The Rna Helicase DDX5 Cooperates with EHMT2 to Sustain Alveolar Rhabdomyosarcoma Growth

Abstract

Rhabdomyosarcoma (RMS) is the most common soft-tissue sarcoma of childhood characterized by the inability to exit the proliferative myoblast-like stage. The alveolar fusion positive subtype (FP-ARMS) is the most aggressive and is mainly caused by the expression of PAX3/7-FOXO1 oncoproteins, which are challenging pharmacological targets. Here, we show that the DEAD box RNA helicase 5 (DDX5) is overexpressed in alveolar RMS cells and that its depletion and pharmacological inhibition decrease FP-ARMS viability and slow tumor growth in xenograft models.

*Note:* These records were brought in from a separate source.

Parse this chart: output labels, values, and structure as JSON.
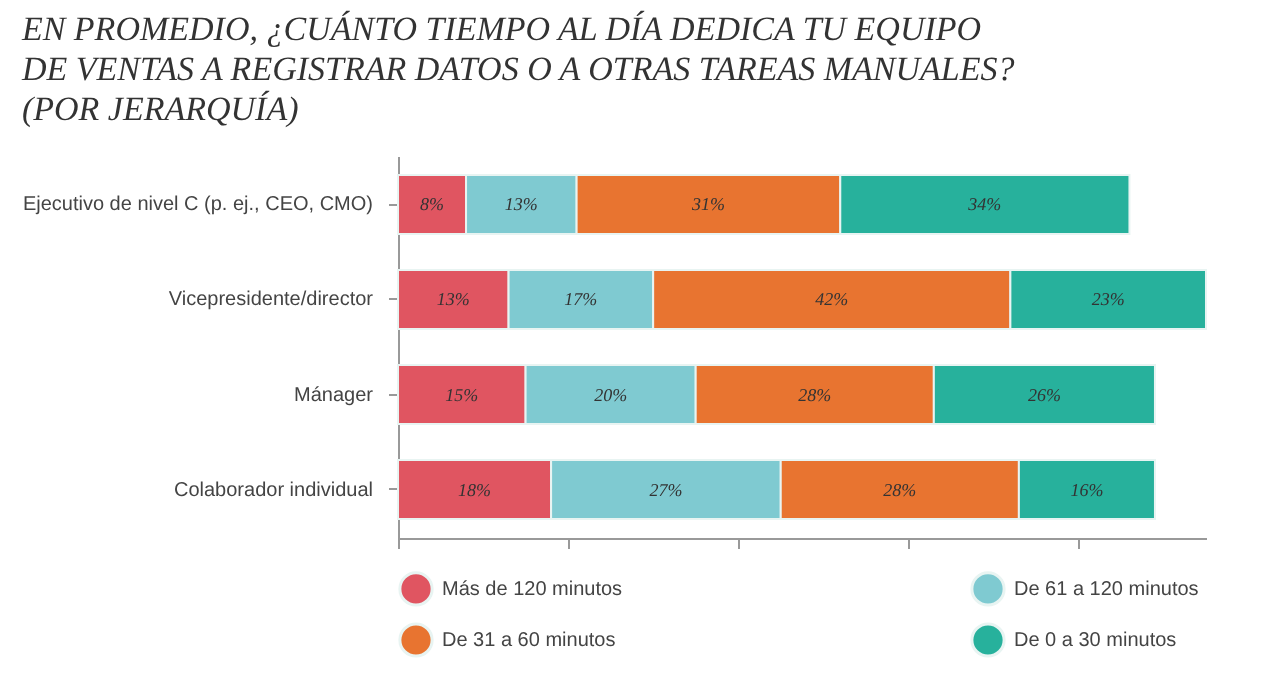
{
  "chart_data": {
    "type": "bar",
    "orientation": "horizontal",
    "stacked": true,
    "tick_labels": "y",
    "grid": false,
    "legend": "bottom",
    "title": "EN PROMEDIO, ¿CUÁNTO TIEMPO AL DÍA DEDICA TU EQUIPO\nDE VENTAS A REGISTRAR DATOS O A OTRAS TAREAS MANUALES?\n(POR JERARQUÍA)",
    "categories": [
      "Ejecutivo de nivel C (p. ej., CEO, CMO)",
      "Vicepresidente/director",
      "Mánager",
      "Colaborador individual"
    ],
    "series": [
      {
        "name": "Más de 120 minutos",
        "color": "#e05561",
        "values": [
          8,
          13,
          15,
          18
        ],
        "value_labels": [
          "8%",
          "13%",
          "15%",
          "18%"
        ]
      },
      {
        "name": "De 61 a 120 minutos",
        "color": "#7fcad1",
        "values": [
          13,
          17,
          20,
          27
        ],
        "value_labels": [
          "13%",
          "17%",
          "20%",
          "27%"
        ]
      },
      {
        "name": "De 31 a 60 minutos",
        "color": "#e87430",
        "values": [
          31,
          42,
          28,
          28
        ],
        "value_labels": [
          "31%",
          "42%",
          "28%",
          "28%"
        ]
      },
      {
        "name": "De 0 a 30 minutos",
        "color": "#27b19c",
        "values": [
          34,
          23,
          26,
          16
        ],
        "value_labels": [
          "34%",
          "23%",
          "26%",
          "16%"
        ]
      }
    ]
  }
}
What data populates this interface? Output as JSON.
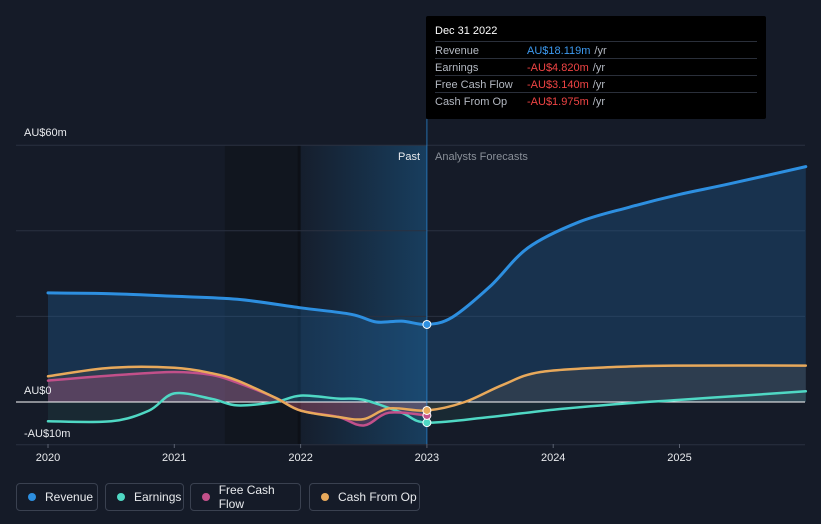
{
  "chart_data": {
    "type": "line",
    "title": "",
    "y_axis": {
      "min": -10,
      "max": 60,
      "unit": "AU$m",
      "tick_labels": [
        "AU$60m",
        "AU$0",
        "-AU$10m"
      ]
    },
    "x_axis": {
      "min": 2019.8,
      "max": 2026.0,
      "tick_labels": [
        "2020",
        "2021",
        "2022",
        "2023",
        "2024",
        "2025"
      ],
      "ticks": [
        2020,
        2021,
        2022,
        2023,
        2024,
        2025
      ]
    },
    "divider_label_past": "Past",
    "divider_label_forecast": "Analysts Forecasts",
    "past_end_x": 2023.0,
    "series": [
      {
        "name": "Revenue",
        "color": "#2d8fe0",
        "points": [
          [
            2020.0,
            25.5
          ],
          [
            2020.5,
            25.3
          ],
          [
            2021.0,
            24.7
          ],
          [
            2021.5,
            24.0
          ],
          [
            2022.0,
            22.0
          ],
          [
            2022.4,
            20.5
          ],
          [
            2022.6,
            18.7
          ],
          [
            2022.8,
            18.9
          ],
          [
            2023.0,
            18.119
          ],
          [
            2023.2,
            19.8
          ],
          [
            2023.5,
            27.0
          ],
          [
            2023.8,
            36.0
          ],
          [
            2024.2,
            42.0
          ],
          [
            2024.6,
            45.5
          ],
          [
            2025.0,
            48.5
          ],
          [
            2025.4,
            51.0
          ],
          [
            2026.0,
            55.0
          ]
        ]
      },
      {
        "name": "Earnings",
        "color": "#4fd8c4",
        "points": [
          [
            2020.0,
            -4.5
          ],
          [
            2020.5,
            -4.5
          ],
          [
            2020.8,
            -2.0
          ],
          [
            2021.0,
            2.0
          ],
          [
            2021.3,
            0.7
          ],
          [
            2021.5,
            -0.8
          ],
          [
            2021.8,
            0.0
          ],
          [
            2022.0,
            1.5
          ],
          [
            2022.3,
            0.8
          ],
          [
            2022.5,
            0.5
          ],
          [
            2022.8,
            -2.5
          ],
          [
            2023.0,
            -4.82
          ],
          [
            2023.5,
            -3.5
          ],
          [
            2024.0,
            -1.8
          ],
          [
            2024.5,
            -0.5
          ],
          [
            2025.0,
            0.5
          ],
          [
            2025.5,
            1.5
          ],
          [
            2026.0,
            2.5
          ]
        ]
      },
      {
        "name": "Free Cash Flow",
        "color": "#c2508a",
        "points": [
          [
            2020.0,
            5.0
          ],
          [
            2020.5,
            6.2
          ],
          [
            2021.0,
            7.0
          ],
          [
            2021.3,
            6.3
          ],
          [
            2021.5,
            4.5
          ],
          [
            2021.8,
            1.0
          ],
          [
            2022.0,
            -2.0
          ],
          [
            2022.3,
            -3.5
          ],
          [
            2022.5,
            -5.5
          ],
          [
            2022.7,
            -2.5
          ],
          [
            2023.0,
            -3.14
          ]
        ]
      },
      {
        "name": "Cash From Op",
        "color": "#e8a95b",
        "points": [
          [
            2020.0,
            6.0
          ],
          [
            2020.5,
            8.0
          ],
          [
            2021.0,
            8.0
          ],
          [
            2021.3,
            6.7
          ],
          [
            2021.5,
            5.0
          ],
          [
            2021.8,
            1.0
          ],
          [
            2022.0,
            -2.0
          ],
          [
            2022.3,
            -3.5
          ],
          [
            2022.5,
            -4.0
          ],
          [
            2022.7,
            -1.5
          ],
          [
            2023.0,
            -1.975
          ],
          [
            2023.3,
            0.0
          ],
          [
            2023.6,
            4.0
          ],
          [
            2023.9,
            7.0
          ],
          [
            2024.5,
            8.2
          ],
          [
            2025.0,
            8.5
          ],
          [
            2026.0,
            8.5
          ]
        ]
      }
    ]
  },
  "tooltip": {
    "date": "Dec 31 2022",
    "rows": [
      {
        "label": "Revenue",
        "value": "AU$18.119m",
        "unit": "/yr",
        "color": "#3d9af0"
      },
      {
        "label": "Earnings",
        "value": "-AU$4.820m",
        "unit": "/yr",
        "color": "#ef4444"
      },
      {
        "label": "Free Cash Flow",
        "value": "-AU$3.140m",
        "unit": "/yr",
        "color": "#ef4444"
      },
      {
        "label": "Cash From Op",
        "value": "-AU$1.975m",
        "unit": "/yr",
        "color": "#ef4444"
      }
    ]
  },
  "legend": {
    "items": [
      {
        "label": "Revenue",
        "color": "#2d8fe0"
      },
      {
        "label": "Earnings",
        "color": "#4fd8c4"
      },
      {
        "label": "Free Cash Flow",
        "color": "#c2508a"
      },
      {
        "label": "Cash From Op",
        "color": "#e8a95b"
      }
    ]
  }
}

Mechanistically, we provide evidence that DDX5 functions upstream the EHMT2/AKT survival signalling pathway, by directly interacting with EHMT2mRNA and modulating its protein expression. We found that EHMT2 in turns regulates PAX3-FOXO1 activity in a methylation-dependent manner, thus sustaining FP-ARMS myoblastic state. Together, our findings identify a novel survival-promoting loop in FP-ARMS and highlight DDX5 as potential therapeutic target to arrest rhabdomyosarcoma growth.